While the MTA has argued that this matter is outside the jurisdiction of the STB because it involves the "abandonment" of a spur track which is excepted from the STB's authority under 49 USC § 10906, this contention is factually and legally unavailing. Initially, questions exist with regard to whether the track at issue is a spur and, if so, whether its apparent nonuse is sufficient to result in an abandonment. Such matters are properly addressed to the STB. In any event, 49 USC § 10906 does not apply to the situation at bar.
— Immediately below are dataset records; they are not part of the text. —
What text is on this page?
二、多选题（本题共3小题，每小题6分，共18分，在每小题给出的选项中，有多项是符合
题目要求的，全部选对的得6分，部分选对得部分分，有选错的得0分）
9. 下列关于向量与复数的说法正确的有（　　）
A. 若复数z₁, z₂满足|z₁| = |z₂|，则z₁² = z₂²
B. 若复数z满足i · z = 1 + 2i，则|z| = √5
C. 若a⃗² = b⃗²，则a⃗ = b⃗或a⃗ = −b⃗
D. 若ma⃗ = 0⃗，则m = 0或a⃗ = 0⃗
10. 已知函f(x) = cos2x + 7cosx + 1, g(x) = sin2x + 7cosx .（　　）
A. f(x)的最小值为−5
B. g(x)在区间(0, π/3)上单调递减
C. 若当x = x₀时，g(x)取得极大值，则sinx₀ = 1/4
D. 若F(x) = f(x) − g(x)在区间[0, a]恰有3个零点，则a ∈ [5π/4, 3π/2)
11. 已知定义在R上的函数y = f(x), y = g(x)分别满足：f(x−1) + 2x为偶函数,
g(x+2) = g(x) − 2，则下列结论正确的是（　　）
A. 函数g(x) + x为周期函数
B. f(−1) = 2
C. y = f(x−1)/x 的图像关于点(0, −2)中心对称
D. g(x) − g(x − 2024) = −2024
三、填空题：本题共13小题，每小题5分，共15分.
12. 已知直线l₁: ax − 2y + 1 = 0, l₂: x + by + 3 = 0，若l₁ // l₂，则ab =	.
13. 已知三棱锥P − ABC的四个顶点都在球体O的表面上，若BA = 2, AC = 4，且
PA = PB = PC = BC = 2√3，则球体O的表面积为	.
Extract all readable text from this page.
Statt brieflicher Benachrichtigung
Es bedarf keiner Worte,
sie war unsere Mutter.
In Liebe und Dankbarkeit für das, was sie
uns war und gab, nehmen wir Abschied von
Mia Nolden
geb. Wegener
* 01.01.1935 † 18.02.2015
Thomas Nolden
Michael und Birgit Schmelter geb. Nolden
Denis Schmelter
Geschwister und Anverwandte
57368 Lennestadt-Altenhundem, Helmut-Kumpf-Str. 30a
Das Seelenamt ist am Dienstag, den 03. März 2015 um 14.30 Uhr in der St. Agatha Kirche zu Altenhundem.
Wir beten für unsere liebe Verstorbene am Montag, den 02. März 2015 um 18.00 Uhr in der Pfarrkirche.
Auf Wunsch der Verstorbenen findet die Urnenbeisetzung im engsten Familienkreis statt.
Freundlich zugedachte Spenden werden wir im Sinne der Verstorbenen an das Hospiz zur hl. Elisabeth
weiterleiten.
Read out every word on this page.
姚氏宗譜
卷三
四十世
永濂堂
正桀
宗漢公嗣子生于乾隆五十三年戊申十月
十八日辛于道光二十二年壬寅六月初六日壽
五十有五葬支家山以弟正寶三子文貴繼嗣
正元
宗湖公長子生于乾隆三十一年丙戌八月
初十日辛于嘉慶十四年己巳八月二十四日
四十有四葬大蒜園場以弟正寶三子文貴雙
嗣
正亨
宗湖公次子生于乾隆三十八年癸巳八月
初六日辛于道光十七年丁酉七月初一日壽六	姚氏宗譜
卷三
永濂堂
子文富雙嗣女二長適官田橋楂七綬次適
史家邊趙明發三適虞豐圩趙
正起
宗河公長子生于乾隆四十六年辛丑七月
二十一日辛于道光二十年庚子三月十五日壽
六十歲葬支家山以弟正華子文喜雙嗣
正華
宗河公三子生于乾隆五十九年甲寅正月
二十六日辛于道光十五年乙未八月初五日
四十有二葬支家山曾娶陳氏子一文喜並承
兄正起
In addition to the preemption of state and local regulation of spur tracks set forth in 49 USC § 10501 (b) (2), the text of 49 USC § 10906 further provides that where a rail carrier voluntarily decides, inter alia, to abandon an auxiliary track such as a spur, the STB similarly has no authority to regulate the rail carrier's actions (see Union Pac. R.R. Co. v Coast Packing Co., 236 F Supp 2d 1130, 1135 [2002]). Since the present case does not concern a voluntary abandonment of spur track by a rail carrier, but instead involves a state condemnation proceeding by the MTA to force the relinquishment of the track, 49 USC § 10906 is, by its terms, [*4]inapposite. Finally, even if that statute were to apply to this matter, 49 USC § 10906 complements rather than conflicts with the STB's exclusive jurisdiction over the abandonment of spur tracks under 49 USC § 10501 (b) (2) and, in keeping with the deregulatory purpose of the ICCTA, it does not authorize state or local regulation of spur tracks (see United Transp. Union-Illinois Legislative Bd. v Surface Transp. Bd., 183 F3d 606, 612 [1999]; Cedarapids, Inc. v Chicago, Cent. & Pac. R. Co., 265 F Supp 2d 1005, 1013 [2003]; Flynn v Burlington N. Santa Fe Corp., supra at 1189-1190; Cities of Auburn & Kent, 1997 WL 362017, *7, 1997 STB Lexis 143, *23 [STB docket No. 33200]). Therefore, the MTA's condemnation proceeding should have been dismissed. Miller, J.P., Mastro, Fisher and Lunn, JJ., concur.